With less than one month until the election, incumbent Gov. Scott McCallum still lags behind state Attorney General Jim Doyle, according to a new poll.
The poll shows Doyle leading McCallum with 44 percent of respondents saying they would vote for Doyle if the election were today. Thirty-seven percent said they would vote for McCallum, with 10 percent undecided and 6 and 3 percent favor Libertarian Ed Thompson and Green Party candidate Jim Young, respectively.
\With four weeks to go, Jim Doyle is in a stronger position than any other challenger in the country,"" Doyle spokesman Bill Christofferson said in a statement.
Yet McCallum representative Debbie Monterrey-Millet said her camp feels positive about the poll.
""It shows the race is a virtual dead heat,"" she said.
This is the latest of several polls that place Doyle in the lead, but it differs from previous polls in that the percentage of undecided voters is much smaller, according to UW-Madison political science Professor David Canon.
""Seven percent with 10 percent undecided is a lot bigger a lead than 7 percent with 18 to 19 percent undecided,"" he said.
UW-Madison political science Professor Dennis Dresang speculated that the results were ""very disappointing for McCallum supporters.""
As long as poll respondents actually vote, Dresang said, Doyle's lead would be hard to beat.

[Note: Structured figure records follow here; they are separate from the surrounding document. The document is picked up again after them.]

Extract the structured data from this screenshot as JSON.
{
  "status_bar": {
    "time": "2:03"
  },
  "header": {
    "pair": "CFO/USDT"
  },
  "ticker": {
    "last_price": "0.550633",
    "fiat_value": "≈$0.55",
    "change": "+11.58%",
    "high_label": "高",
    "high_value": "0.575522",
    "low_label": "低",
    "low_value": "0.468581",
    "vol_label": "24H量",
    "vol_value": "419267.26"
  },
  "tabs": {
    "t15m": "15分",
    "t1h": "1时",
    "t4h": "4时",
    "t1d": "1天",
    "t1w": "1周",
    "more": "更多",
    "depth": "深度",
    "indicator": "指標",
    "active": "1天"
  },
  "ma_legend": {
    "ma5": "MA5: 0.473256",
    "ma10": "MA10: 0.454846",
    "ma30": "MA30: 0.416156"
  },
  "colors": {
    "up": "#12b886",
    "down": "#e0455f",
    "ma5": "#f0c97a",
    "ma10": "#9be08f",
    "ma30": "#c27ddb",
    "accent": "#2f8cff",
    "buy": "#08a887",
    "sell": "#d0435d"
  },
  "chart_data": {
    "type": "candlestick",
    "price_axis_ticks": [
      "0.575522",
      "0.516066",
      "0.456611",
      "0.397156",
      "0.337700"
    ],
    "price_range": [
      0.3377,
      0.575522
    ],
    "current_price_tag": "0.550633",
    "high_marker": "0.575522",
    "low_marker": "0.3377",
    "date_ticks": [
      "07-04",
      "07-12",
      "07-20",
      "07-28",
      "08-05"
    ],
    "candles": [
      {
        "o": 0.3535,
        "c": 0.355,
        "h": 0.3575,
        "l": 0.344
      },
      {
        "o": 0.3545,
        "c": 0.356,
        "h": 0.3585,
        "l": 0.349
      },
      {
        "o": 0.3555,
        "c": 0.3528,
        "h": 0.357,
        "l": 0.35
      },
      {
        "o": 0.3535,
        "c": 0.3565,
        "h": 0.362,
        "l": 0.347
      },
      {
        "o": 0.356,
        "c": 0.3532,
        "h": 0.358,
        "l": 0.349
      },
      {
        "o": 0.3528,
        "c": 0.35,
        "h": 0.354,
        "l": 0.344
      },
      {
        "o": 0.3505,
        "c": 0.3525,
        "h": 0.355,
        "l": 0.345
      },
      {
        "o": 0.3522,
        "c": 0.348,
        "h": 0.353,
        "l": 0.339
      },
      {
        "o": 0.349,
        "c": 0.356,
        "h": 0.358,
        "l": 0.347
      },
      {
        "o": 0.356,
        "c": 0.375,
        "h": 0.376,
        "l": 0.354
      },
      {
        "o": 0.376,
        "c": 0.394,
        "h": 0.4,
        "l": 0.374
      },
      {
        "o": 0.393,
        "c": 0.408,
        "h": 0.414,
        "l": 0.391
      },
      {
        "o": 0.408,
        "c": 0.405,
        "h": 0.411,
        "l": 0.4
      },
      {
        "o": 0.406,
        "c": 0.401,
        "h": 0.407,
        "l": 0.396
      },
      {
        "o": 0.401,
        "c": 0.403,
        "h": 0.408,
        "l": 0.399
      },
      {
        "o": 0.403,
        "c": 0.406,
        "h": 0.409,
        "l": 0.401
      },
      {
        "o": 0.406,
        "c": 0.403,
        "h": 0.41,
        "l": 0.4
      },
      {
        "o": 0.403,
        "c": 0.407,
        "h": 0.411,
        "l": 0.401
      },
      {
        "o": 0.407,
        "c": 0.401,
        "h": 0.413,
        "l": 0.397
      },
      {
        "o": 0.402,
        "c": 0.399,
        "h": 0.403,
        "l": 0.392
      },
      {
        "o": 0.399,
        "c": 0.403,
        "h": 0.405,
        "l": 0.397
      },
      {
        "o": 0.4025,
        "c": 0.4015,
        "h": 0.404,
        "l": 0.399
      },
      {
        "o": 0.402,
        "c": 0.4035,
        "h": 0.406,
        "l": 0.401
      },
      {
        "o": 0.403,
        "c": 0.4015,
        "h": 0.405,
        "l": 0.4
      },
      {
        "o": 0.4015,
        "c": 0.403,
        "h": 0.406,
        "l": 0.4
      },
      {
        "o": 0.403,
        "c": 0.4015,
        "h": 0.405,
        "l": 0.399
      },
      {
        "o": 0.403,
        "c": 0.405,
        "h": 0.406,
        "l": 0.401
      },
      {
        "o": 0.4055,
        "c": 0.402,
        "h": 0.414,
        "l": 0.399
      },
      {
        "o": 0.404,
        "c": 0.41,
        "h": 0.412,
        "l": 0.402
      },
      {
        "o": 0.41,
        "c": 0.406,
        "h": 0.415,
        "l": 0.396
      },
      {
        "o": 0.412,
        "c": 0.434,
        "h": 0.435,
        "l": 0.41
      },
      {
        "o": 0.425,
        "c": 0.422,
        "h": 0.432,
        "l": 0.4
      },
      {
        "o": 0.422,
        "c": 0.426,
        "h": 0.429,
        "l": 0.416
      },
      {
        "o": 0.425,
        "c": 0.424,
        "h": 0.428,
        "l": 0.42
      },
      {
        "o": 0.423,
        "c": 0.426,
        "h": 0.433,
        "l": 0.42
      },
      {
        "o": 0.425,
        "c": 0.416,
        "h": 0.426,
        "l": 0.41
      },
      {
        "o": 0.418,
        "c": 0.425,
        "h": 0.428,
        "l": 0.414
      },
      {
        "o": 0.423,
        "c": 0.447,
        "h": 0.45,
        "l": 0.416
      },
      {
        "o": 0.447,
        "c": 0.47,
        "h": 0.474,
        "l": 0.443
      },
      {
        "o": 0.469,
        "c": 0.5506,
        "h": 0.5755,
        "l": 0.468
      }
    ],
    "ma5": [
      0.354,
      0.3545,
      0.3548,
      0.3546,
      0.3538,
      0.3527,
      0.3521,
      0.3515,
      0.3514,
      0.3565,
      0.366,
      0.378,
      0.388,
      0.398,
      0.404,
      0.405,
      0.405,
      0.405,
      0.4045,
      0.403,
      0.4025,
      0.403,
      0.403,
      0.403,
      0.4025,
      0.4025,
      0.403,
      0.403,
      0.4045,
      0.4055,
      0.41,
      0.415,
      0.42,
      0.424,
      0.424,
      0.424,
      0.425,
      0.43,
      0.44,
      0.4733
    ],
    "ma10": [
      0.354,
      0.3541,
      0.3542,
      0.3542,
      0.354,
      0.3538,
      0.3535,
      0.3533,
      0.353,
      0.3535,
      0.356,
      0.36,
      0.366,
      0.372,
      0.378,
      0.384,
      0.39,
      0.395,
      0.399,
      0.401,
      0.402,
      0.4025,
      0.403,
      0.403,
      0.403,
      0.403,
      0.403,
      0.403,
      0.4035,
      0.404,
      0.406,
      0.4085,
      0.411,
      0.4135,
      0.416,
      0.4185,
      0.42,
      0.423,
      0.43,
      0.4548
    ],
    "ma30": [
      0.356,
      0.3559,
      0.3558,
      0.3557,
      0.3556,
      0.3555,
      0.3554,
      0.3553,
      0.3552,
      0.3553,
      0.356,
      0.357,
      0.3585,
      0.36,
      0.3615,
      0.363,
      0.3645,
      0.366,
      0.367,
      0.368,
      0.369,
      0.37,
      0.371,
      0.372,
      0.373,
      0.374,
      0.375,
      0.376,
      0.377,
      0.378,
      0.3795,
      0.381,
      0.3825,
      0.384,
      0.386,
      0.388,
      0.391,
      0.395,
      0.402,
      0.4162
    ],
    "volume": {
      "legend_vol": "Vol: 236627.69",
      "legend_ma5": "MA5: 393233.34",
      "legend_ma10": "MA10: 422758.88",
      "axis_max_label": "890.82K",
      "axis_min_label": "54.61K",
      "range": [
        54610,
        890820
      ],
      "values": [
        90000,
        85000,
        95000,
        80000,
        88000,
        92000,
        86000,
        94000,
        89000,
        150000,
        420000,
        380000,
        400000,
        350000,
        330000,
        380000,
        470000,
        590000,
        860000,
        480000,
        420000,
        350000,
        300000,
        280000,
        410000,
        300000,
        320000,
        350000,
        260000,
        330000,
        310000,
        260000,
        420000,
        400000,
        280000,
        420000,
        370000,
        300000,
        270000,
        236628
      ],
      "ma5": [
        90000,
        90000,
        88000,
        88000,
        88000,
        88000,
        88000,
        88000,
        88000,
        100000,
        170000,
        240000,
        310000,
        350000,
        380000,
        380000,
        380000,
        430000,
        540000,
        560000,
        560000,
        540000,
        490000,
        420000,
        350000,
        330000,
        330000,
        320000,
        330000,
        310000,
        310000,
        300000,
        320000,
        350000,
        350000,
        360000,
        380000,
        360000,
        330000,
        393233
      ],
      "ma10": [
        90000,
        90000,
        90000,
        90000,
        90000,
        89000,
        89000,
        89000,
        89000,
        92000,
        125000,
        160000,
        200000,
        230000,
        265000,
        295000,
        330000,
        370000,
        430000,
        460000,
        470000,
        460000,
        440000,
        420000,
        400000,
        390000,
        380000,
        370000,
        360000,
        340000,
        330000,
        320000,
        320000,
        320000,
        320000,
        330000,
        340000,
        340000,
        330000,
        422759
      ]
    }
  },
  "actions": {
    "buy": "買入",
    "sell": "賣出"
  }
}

""McCallum has a higher negative image than positive image. It will be tough to turn around that image'anything short of massive brain surgery [won't work],"" he said.
Canon, however, said he would not count McCallum out yet. McCallum could possibly gain ground if he presented a more comprehensive budget plan, since fixing the budget deficit plays a vital role in voter's decisions, he said.
Both professors said the support Doyle has nabbed from independent voters would significantly help him. Fourteen percent of Republican respondents and 41 percent of independents chose Doyle over any other candidate.
Although McCallum's fate looks bleak, Dresang said, he still has a chance to win if Doyle supporters do not turn out at the polls Nov. 5.
""We'll be lucky if 40 percent of eligible voters vote,"" he said.
The poll surveyed 600 randomly selected likely voters Oct. 4 through Oct. 7. It was commissioned by the independent group We the People, a coalition of several media organizations in Wisconsin, and conducted by Rockville, Wis.-based Research 2000. The margin of error was 4 percent.